We have occasionally discussed the “Stronger Men’s Conference” here over the years, mainly to point and laugh and gawk at the pro-wrestling-meets-pickup-truck-commercial absurdity of it all. (See “Mamas Don’t Let Your Babies Grow Up to Attend the ‘Stronger Men’s Conference’” and “Biblical men, men, men, men, manly men, men, men.”)
That grifty, money-making conference is just the most extreme example of various white evangelical responses to what has periodically been described as the “crisis” of the “feminization of the church.” Historically, church attendance and participation has been more attractive to women than to men. So Oh Noes!!1! — How can we make church “manlier” and more appealing to men to keep it from a supposed death cycle of feminization? It’s always been an odd panic, one based on choosing to view churches’ apparent success in attracting women as, instead, a threat to men and to masculinity in the abstract. (I suppose that’s related to the same semi-acknowledged guilty-conscience-driven panic white America is now having in realizing that they will soon be a plurality but not a majority.)

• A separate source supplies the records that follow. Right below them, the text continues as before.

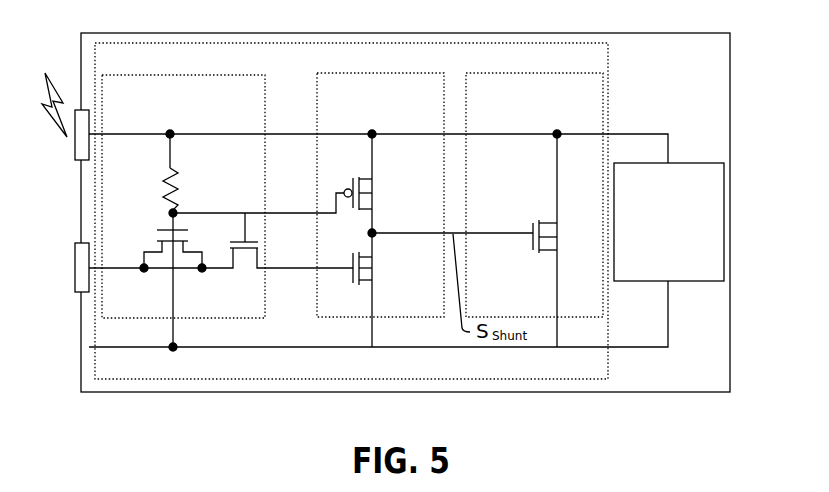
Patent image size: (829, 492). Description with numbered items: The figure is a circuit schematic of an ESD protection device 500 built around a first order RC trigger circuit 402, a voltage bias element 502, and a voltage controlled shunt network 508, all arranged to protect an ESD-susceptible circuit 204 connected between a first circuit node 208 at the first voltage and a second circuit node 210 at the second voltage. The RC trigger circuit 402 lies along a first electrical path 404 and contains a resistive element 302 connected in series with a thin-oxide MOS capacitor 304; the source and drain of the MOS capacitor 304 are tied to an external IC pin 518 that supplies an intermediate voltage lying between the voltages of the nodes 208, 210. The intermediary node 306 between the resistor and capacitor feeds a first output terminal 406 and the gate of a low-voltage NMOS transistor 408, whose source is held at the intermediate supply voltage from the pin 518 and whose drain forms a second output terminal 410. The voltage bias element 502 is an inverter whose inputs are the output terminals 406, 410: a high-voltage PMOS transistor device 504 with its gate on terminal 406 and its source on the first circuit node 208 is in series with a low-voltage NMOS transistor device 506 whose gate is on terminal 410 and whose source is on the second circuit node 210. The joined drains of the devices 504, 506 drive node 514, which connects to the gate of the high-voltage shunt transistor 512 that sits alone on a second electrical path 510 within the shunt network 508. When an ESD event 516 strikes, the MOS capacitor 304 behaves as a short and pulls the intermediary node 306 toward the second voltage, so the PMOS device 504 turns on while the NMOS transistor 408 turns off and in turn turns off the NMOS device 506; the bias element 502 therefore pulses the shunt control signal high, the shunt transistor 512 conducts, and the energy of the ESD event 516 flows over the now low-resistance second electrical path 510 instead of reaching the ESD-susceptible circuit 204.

The ESD protection device 500 is at (460, 68).
The first order RC trigger circuit 402 is at (250, 109).
The voltage bias element 502 is at (431, 123).
The voltage controlled shunt network 508 is at (549, 121).
The ESD-susceptible circuit 204 is at (654, 263).
The ESD event 516 is at (52, 67).
The external IC pin 518 is at (75, 243).
The first circuit node 208 is at (633, 133).
The second circuit node 210 is at (642, 348).
The first electrical path 404 is at (168, 156).
The resistive element 302 is at (181, 170).
The intermediary node 306 is at (195, 212).
The thin-oxide MOS capacitor 304 is at (154, 222).
The low-voltage NMOS transistor 408 is at (244, 275).
The first output terminal 406 is at (268, 212).
The second output terminal 410 is at (268, 267).
The high-voltage PMOS transistor device 504 is at (381, 178).
The low-voltage NMOS transistor device 506 is at (382, 276).
The node 514 is at (512, 232).
The second electrical path 510 is at (556, 158).
The high-voltage shunt transistor 512 is at (534, 268).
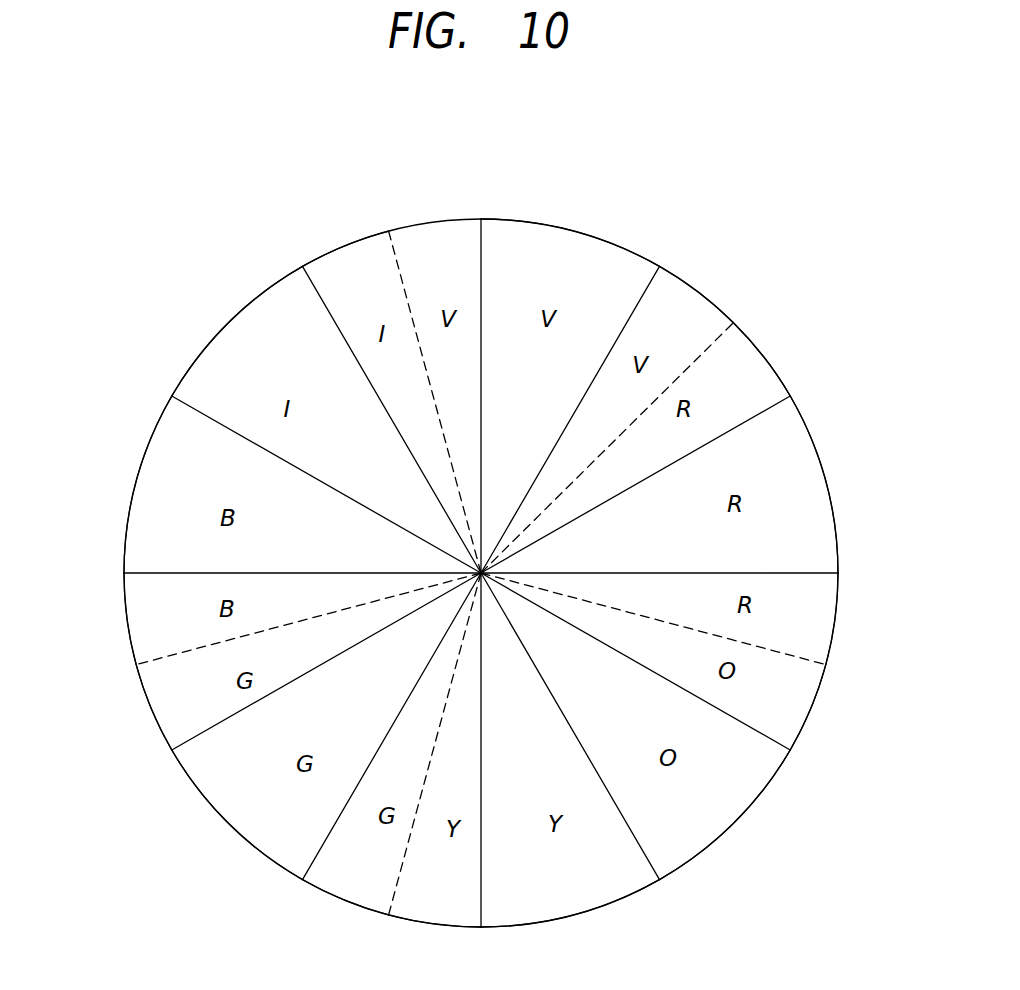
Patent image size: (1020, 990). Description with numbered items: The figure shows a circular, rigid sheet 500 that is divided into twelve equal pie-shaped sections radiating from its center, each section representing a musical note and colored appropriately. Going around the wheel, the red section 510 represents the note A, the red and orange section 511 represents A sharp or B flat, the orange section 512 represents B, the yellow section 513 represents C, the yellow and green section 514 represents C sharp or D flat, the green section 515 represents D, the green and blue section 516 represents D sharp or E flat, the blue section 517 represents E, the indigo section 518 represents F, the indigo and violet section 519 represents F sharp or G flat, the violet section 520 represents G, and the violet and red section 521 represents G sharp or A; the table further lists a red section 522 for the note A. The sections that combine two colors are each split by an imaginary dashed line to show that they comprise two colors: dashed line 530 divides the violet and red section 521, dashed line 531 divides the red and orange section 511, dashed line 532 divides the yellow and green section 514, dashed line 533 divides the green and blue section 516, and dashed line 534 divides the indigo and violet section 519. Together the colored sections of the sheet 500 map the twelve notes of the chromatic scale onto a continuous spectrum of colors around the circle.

The circular rigid sheet 500 is at (642, 257).
The red section 510 is at (830, 487).
The red and orange section 511 is at (835, 620).
The orange section 512 is at (760, 793).
The yellow section 513 is at (627, 902).
The yellow and green section 514 is at (437, 928).
The green section 515 is at (277, 865).
The green and blue section 516 is at (157, 727).
The blue section 517 is at (128, 540).
The indigo section 518 is at (190, 365).
The indigo and violet section 519 is at (322, 255).
The violet section 520 is at (490, 219).
The violet and red section 521 is at (683, 280).
The red section 522 is at (792, 400).
The imaginary dashed line 530 is at (733, 320).
The imaginary dashed line 531 is at (826, 662).
The imaginary dashed line 532 is at (391, 915).
The imaginary dashed line 533 is at (135, 665).
The imaginary dashed line 534 is at (387, 230).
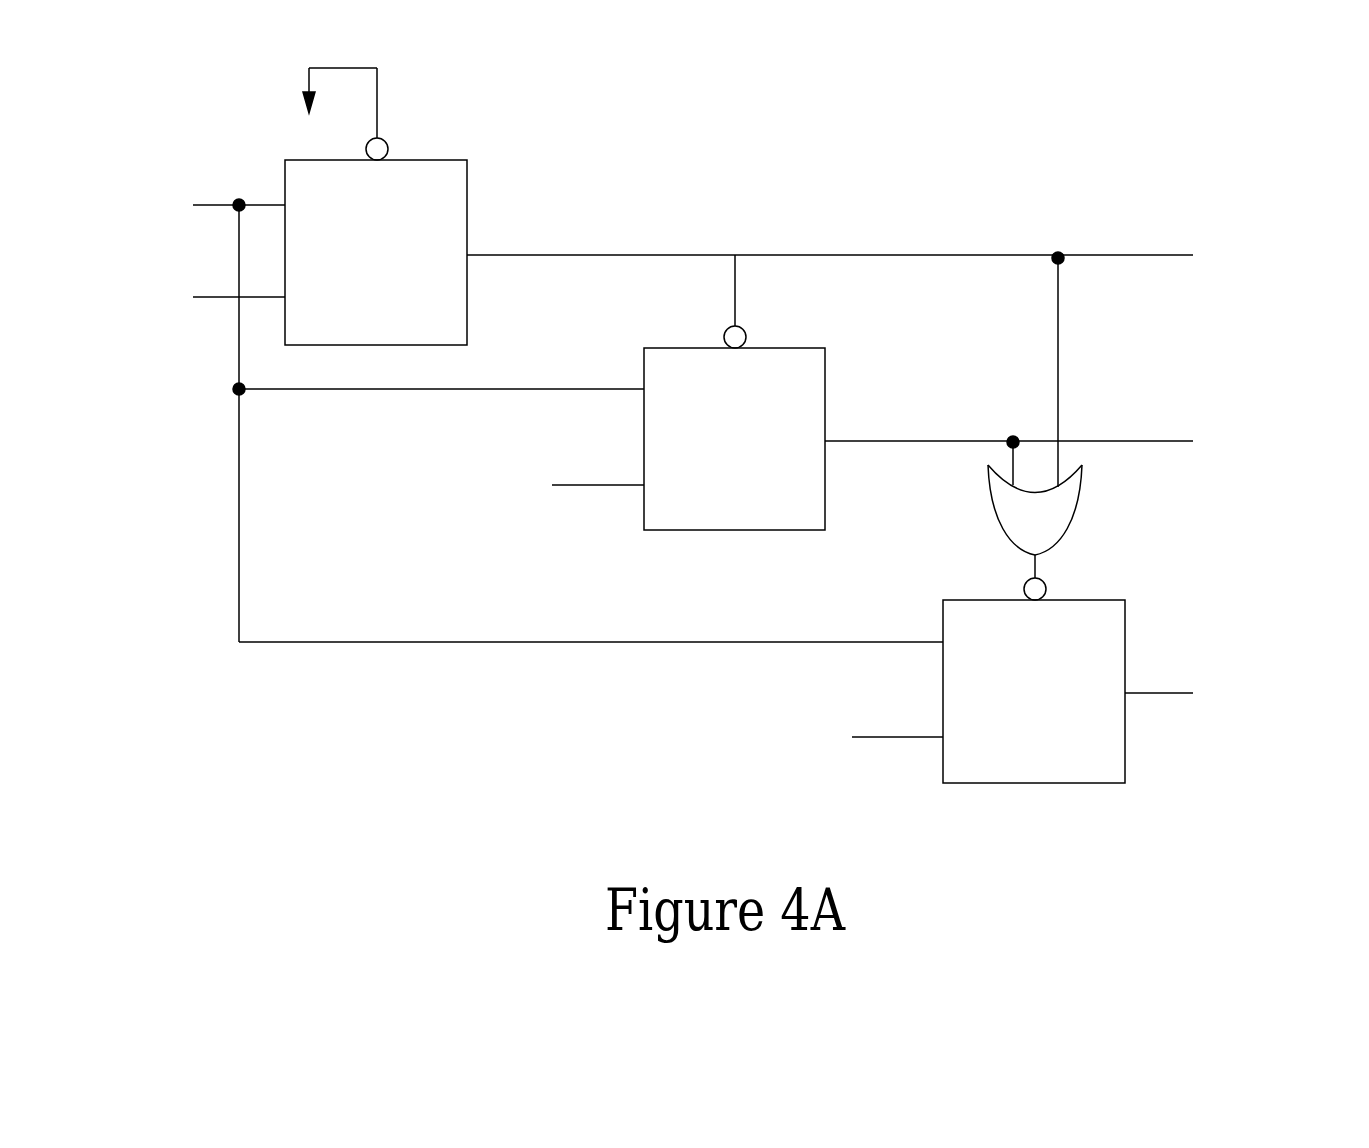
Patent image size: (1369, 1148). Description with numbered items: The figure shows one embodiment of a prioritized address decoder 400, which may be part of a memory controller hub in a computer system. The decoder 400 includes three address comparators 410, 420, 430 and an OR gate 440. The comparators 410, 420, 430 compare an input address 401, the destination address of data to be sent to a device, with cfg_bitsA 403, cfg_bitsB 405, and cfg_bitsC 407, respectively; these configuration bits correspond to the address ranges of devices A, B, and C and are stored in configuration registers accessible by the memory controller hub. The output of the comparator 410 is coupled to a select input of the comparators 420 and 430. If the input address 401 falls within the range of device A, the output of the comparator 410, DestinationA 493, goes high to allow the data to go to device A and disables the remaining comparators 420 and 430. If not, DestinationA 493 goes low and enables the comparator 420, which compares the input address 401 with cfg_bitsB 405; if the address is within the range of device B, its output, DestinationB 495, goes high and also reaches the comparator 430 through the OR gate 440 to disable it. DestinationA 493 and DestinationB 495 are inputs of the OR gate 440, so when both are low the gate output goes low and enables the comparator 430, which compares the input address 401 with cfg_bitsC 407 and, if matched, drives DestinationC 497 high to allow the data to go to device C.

The prioritized address decoder 400 is at (1050, 127).
The input address 401 is at (509, 407).
The cfg_bitsA 403 is at (165, 294).
The cfg_bitsB 405 is at (534, 475).
The cfg_bitsC 407 is at (826, 727).
The comparator 410 is at (376, 206).
The comparator 420 is at (734, 392).
The comparator 430 is at (1034, 669).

Anyway, here’s some good news for the organizers of the Stronger Men’s Conference and all of the other manly men who have been fretting for years now about the “feminization of the church”: Their efforts are succeeding. Younger women are leaving their churches, which now seem to be more attractive to younger men.
This is in the news because of a pay-walled Ruth Graham article in The New York Times, which I’ve only been able to read via the excerpts discussed by others. Graham apparently is reporting on data collected earlier this year in polling on “Gen Z,” all summarized here without a paywall by Joel Mathis:
Experts agree: Women have long served as the heart of Christian churches in America. It was often the men who had to be dragged along to services. But now that’s changing.
“Men are staying in church,” Ruth Graham said at The New York Times, “while the women are leaving at a remarkable clip.” Church membership has been dropping in the United States for years, but the exodus is particularly marked among young women: 40% now call themselves “religiously unaffiliated,” while just 34% of young men say the same. How significant is that? For decades before now, research found that “women have been consistently more religious than men,” said the Times. The shift away from that longstanding dynamic could profoundly reshape “family life and politics” in America.
Why are women leaving? Polling shows that two-thirds of Gen Z women “do not believe that churches treat men and women equally,” Daniel A. Cox and Kelsey Eyre Hammond said at the Survey Center on American Life. Conservative churches tend not to let women serve as pastors or in other leadership positions, believing the Bible commands women to “submit” to male leadership. But 61% of Gen Z women identify themselves as “feminist” — a record — meaning this “message is becoming more difficult to digest.”
Back in July, Patricia Miller noted that the causes for women’s shift away from church-attendance are, well, fairly obvious: “Women Are (Still) Fleeing the Church — and the Cause Is (Still) Pretty Clear.” It’s not hard to make a list — a very long, ever-growing list — of statements and actions and choices taken by churches that demonstrate their blunt disdain for women.
Why are younger women not drawn to “the church”? Because they can hear what you’re saying to them. And what you’re saying about them. And they can see what you’re doing — publicly and voluntarily — to harm them.
Graham’s article also prompted some thoughtful responses from Chrissy Stroop (“The Remarkable Religious Disaffiliation of Young American Women and What it Means for the Future“) and Ahmad Greene-Hayes (“The Overwhelming Whiteness and Increasing Maleness of U.S. Churches Isn’t an Accident — It’s a Selling Point“).